La Révolution n’est jamais un diner de gala. Elle est un acte de violence par lequel une classe en renverse une autre. Et la violence n’est jamais belle. Elle est « Koupe Tèt, Boule Kay ! » Mais elle est nécessaire, car elle est Justice. Une justice sévère, cruelle, mais LA JUSTICE.

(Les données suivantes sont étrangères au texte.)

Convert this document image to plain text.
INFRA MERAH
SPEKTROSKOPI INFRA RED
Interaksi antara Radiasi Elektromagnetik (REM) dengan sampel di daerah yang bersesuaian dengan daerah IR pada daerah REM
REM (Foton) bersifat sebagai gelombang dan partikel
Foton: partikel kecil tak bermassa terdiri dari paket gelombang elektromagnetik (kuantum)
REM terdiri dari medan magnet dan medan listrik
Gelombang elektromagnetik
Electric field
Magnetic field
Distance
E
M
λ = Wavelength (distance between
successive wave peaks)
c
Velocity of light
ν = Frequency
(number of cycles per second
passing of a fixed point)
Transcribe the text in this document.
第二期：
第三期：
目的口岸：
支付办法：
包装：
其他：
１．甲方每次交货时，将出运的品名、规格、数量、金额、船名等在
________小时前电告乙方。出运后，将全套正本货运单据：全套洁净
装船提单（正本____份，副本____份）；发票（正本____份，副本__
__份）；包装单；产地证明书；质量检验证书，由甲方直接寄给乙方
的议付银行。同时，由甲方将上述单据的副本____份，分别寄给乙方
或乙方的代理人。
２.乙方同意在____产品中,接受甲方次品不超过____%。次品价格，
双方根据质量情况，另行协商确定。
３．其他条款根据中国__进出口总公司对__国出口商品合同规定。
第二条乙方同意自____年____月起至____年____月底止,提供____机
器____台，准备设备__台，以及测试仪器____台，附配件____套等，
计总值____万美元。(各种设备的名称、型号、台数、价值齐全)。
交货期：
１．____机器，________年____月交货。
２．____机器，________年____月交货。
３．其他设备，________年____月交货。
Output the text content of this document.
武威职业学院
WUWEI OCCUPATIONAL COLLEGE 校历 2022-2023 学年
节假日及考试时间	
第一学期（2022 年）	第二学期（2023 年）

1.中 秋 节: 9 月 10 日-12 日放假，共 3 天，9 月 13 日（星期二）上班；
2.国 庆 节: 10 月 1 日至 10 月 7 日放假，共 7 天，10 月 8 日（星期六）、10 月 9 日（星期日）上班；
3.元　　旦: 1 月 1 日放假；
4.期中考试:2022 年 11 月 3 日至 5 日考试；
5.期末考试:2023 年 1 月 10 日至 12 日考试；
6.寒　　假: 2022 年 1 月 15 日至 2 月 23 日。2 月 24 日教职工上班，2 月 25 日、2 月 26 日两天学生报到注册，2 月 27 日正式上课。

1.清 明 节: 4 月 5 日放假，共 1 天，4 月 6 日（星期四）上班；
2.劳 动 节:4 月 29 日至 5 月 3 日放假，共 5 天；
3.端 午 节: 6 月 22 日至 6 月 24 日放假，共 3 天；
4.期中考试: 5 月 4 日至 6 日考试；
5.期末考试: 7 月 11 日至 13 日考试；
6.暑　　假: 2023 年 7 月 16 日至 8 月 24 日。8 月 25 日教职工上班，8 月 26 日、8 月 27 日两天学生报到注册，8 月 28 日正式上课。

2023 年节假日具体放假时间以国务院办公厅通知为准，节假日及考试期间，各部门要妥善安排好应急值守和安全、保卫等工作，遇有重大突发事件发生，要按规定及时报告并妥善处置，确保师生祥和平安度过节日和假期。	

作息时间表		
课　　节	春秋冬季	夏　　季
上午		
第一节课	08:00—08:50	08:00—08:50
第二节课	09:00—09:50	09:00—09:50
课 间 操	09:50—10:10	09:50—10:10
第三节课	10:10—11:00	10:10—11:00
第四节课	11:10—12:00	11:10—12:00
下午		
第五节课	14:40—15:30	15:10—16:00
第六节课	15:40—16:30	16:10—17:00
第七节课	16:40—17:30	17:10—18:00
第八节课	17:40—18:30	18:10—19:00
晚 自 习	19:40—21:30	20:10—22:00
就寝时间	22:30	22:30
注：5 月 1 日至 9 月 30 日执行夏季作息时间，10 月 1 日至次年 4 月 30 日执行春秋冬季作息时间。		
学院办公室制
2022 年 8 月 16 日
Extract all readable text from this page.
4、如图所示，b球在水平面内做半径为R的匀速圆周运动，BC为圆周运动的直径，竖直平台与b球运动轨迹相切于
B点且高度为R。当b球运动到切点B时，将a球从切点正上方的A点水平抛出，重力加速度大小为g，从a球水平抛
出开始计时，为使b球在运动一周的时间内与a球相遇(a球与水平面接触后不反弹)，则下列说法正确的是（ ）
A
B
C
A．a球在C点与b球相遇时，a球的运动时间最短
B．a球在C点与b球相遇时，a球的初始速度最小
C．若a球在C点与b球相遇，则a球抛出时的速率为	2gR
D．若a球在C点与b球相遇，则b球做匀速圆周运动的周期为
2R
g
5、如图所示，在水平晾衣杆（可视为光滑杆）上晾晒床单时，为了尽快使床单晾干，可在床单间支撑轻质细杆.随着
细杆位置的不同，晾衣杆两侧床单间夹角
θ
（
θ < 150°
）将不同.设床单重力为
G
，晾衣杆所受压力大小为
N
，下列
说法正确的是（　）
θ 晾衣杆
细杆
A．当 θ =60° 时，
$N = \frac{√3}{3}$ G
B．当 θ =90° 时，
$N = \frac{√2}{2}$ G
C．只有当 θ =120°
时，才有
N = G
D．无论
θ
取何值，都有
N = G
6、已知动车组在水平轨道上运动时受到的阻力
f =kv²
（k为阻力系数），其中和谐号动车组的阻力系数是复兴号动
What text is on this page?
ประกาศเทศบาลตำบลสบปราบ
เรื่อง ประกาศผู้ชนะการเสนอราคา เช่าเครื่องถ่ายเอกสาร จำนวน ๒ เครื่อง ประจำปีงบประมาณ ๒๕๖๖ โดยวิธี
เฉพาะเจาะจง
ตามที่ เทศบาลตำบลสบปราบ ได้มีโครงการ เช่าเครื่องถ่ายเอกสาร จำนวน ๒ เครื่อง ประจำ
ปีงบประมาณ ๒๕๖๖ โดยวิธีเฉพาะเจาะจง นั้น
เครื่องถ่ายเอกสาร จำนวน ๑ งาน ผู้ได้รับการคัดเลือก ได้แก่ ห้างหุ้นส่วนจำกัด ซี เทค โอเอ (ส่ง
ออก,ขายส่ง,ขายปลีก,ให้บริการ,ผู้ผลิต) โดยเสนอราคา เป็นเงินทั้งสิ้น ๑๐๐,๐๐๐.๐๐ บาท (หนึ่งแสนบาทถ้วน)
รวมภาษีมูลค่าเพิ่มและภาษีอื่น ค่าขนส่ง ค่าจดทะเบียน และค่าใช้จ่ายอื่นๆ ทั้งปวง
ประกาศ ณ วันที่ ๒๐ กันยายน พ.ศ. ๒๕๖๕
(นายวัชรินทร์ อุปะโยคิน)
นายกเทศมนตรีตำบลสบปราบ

Relire, ou lire, Mao Zedong et Malcolm X sur la définition de la révolution. Comparer le concept de Révolution Permanente de Liev Davidovitch Bronstein (Trotskiy) a celui de Révolution Ininterrompue et par Etapes de Mao. En finir avec la mise à l’index de Rosa Luxembourg et de tant d’autres grands combattants, dont les héroïques blanquistes de la Commune, Auguste Blanqui lui-même et Louise Michel. Sans parler de Mikhail Bakounine et du Prince Piotr Kropotkine, et de tous les autres…

Karl Marx

Placer l’admirable Commissaire de la République Léger-Félicité Sonthonax, le Blanc qui donna trente mille fusils aux Noirs esclaves, au Panthéon des Pères Fondateurs de la Nanchon Haïtienne, avec Toussaint Breda, Dessalines, Pétion et Christophe. Il y est déjà dans les faits, et nul raciste ne l’en chassera. Et comprendre enfin que les luttes de pouvoir entre grands dirigeants (et aussi entre moins grands…) sont le pain quotidien de la politique. Nous avons tué Dessalines. Et alors ? Staline a bien tué Trotsky, le bras droit de Lénine. Et Bonaparte a bien expédié les soldats de l’An II, qui avaient porté la Liberté dans toute l’Europe au bout de leurs baïonnettes, rétablir l’esclavage chez nous, ce qui est en soi une abomination, pour faire place nette en France, dans sa résistible montée au pouvoir, et de général révolutionnaire, accéder au statut d’Empereur porte-drapeau de la réaction royaliste et coloniale et de la remise à l’état de bêtes de somme de nos Ancêtres.

Expliquer et comprendre. Lespri-koridò, le sectarisme, conduit à l’ignorance, et l’ignorance à la défaite. Nous combattre les uns les autres pour mourir ensemble : idiot.

En établissant le macoutisme pour asseoir et garder son pouvoir, François Duvalier a dû restaurer dans une large mesure les pouvoirs locaux des élites provinciales, jusque-là étouffées par le monopole américano-mulâtre port-au-princien. Dans le cadre de la pire dictature qui nous soit tombée dessus depuis sans doute Soulouque et ses Zenglen, il a sans le vouloir lancé le réveil des provinces et une dé-mulatrisation, une dé-monopolisation du pouvoir, ainsi qu’un large renouvellement du personnel politique et administratif. Les pouvoirs locaux et régionaux actuels des chefs de bande, qui quoiqu’on puisse faire ou dire remplissent des fonctions essentielles dont n’est plus capable le pouvoir mulâtre port-au-princien du fait de sa presque totale déliquescence, ainsi que l’essor des multiples réseaux plus ou moins illégaux de « biznis » à l’haïtienne, montrent a qui a des yeux pour voir ce que peut et sait faire notre peuple Noir et Kreyòl : gouverner comme il l’entend son pays, notre pays.

Il serait stupide de noyer le bébé dans l’eau de son bain. Massacrer les bandes est une « solution » anti-haïtienne, pro-oligarchique et pro-impérialiste. Il faut certes rétablir les conditions d’une vie normale pour toute notre population, mais il faut le faire en gardant le positif, et en éliminant seulement le négatif. En ce sens, le travail de Jimmy Cherizier (Babekyou) et d’autres montre la voie à suivre. Ce que devraient comprendre le Commissaire Muscadin et les autres bons policiers qui nous restent. Pour le salut de la Patrie.